What Is the Smith Chart?
The Smith chart is a polar plot of the complex reflection coefficient Γ = |Γ|∠θ, with overlaid coordinate grids that correspond to constant normalized resistance (r = R/Z₀) and constant normalized reactance (x = X/Z₀). Because every passive impedance maps to a unique point inside the unit circle, the chart lets engineers visualize impedance, design matching networks, and read frequency sweeps at a glance — without complex arithmetic.

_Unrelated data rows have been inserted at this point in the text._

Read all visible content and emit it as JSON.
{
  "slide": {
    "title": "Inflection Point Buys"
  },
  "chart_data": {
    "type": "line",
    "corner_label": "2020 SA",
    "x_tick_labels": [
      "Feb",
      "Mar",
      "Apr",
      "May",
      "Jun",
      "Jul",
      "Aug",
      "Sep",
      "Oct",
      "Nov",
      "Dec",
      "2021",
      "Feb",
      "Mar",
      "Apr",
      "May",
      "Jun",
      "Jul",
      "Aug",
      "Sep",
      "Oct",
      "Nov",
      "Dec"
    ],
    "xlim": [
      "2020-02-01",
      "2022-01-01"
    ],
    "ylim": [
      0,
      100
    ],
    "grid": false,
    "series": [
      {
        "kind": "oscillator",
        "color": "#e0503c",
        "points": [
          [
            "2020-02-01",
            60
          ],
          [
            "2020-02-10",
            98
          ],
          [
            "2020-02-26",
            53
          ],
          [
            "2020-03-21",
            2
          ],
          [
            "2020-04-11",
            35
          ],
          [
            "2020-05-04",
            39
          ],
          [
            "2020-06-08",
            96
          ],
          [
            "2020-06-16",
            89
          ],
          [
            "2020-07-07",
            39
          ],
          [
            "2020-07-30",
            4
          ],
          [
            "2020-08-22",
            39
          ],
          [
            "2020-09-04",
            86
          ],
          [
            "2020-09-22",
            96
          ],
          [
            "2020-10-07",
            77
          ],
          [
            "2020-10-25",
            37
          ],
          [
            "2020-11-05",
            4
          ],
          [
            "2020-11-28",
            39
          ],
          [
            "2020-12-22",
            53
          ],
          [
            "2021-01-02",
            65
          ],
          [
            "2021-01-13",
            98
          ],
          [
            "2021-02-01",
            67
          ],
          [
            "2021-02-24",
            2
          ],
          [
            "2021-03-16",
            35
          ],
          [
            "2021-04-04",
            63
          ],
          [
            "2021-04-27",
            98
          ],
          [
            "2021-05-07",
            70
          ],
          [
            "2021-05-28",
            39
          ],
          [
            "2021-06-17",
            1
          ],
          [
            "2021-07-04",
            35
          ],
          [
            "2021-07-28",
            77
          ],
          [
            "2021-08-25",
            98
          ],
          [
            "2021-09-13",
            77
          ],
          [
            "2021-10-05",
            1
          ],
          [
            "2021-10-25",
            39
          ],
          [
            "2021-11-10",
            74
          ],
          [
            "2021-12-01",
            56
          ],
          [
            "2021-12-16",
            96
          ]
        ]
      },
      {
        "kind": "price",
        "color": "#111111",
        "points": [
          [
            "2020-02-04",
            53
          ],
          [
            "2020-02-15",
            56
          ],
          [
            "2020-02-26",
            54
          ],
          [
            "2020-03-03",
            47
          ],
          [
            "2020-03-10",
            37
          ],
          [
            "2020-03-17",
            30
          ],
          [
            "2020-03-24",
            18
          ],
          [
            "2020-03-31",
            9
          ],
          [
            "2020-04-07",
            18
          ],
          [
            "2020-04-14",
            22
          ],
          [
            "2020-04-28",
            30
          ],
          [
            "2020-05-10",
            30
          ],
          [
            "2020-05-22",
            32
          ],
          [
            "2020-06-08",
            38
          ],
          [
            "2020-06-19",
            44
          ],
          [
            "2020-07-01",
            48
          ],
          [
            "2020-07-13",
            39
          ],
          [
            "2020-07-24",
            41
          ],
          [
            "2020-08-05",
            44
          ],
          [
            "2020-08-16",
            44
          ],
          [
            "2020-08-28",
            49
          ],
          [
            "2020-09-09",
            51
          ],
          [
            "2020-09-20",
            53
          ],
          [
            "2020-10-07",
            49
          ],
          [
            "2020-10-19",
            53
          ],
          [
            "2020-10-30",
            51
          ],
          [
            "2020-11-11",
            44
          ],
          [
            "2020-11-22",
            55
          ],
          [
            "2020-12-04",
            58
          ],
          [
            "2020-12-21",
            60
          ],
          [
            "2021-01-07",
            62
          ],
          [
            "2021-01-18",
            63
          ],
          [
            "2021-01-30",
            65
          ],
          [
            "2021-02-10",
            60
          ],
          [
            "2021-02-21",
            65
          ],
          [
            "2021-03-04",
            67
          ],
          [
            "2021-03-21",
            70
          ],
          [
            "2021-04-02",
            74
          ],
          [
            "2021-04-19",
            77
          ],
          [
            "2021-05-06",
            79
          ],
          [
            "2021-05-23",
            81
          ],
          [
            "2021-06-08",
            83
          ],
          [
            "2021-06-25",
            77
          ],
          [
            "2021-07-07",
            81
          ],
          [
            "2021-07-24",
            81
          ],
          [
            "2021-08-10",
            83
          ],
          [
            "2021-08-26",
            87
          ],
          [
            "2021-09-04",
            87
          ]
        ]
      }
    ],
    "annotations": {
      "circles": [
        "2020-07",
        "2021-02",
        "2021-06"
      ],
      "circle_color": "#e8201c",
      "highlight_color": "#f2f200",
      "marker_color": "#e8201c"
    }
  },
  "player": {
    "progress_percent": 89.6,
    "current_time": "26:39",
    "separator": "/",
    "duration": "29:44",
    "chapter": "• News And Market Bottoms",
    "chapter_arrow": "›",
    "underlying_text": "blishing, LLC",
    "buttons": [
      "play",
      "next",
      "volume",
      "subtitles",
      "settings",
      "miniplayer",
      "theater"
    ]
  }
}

Key Regions of the Smith Chart
| Location | Γ | Impedance | Meaning |
|---|---|---|---|
| Center | 0 | Z₀ = 50 Ω | Perfect match |
| Right edge | +1 | Open circuit (∞ Ω) | Total reflection, phase 0° |
| Left edge | −1 | Short circuit (0 Ω) | Total reflection, phase 180° |
| Upper hemisphere | Im(Γ) > 0 | Inductive (X > 0) | Above center line |
| Lower hemisphere | Im(Γ) < 0 | Capacitive (X < 0) | Below center line |
| Outer circle (unit circle) | |Γ|=1 | Pure reactance (R=0) | Lossless reactive |
Reading Impedance from the Smith Chart
1. Plot the normalized impedance: z = Z/Z₀ = r + jx 2. Find the intersection of the constant-r circle and constant-x arc 3. Denormalize: Z = z × Z₀ (e.g., z = 0.3 − j0.5 → Z = 15 − j25 Ω @ Z₀=50Ω) Or conversely, from a measured Γ = |Γ|∠θ: Z = Z₀ · (1 + Γ) / (1 − Γ)
Matching Network Paths on the Smith Chart
| Element Added | Movement on Chart |
|---|---|
| Series inductor (+jωL) | Clockwise along constant-r circle |
| Series capacitor (−j/ωC) | Counter-clockwise along constant-r circle |
| Shunt inductor (+jωL admittance path) | On admittance chart: clockwise on constant-g circle |
| Shunt capacitor | Counter-clockwise on constant-g circle (admittance view) |
| Series transmission line (length l) | Clockwise along constant-|Γ| circle (rotation) |
Smith Chart for S-Parameter Data
When you load a .s2p file and plot S11 on the Smith chart, the frequency sweep traces a curve from the low-frequency end (typically near the outer circle, capacitive region for small chip antennas, or inductive for small coils) toward some target. Your goal is to bring this curve to the chart center at the frequency of interest — that is the role of the matching network.
Q-Circles on the Smith Chart
Q-circles are arcs of constant Q = |X|/R drawn on the Smith chart. They pass through the short-circuit and open-circuit points. Components with higher Q produce less loss in a matching network. Designs constrained inside a low-Q region (|Q| < 2) tend to be broadband; high-Q matches are narrow-band but can achieve very large impedance ratios.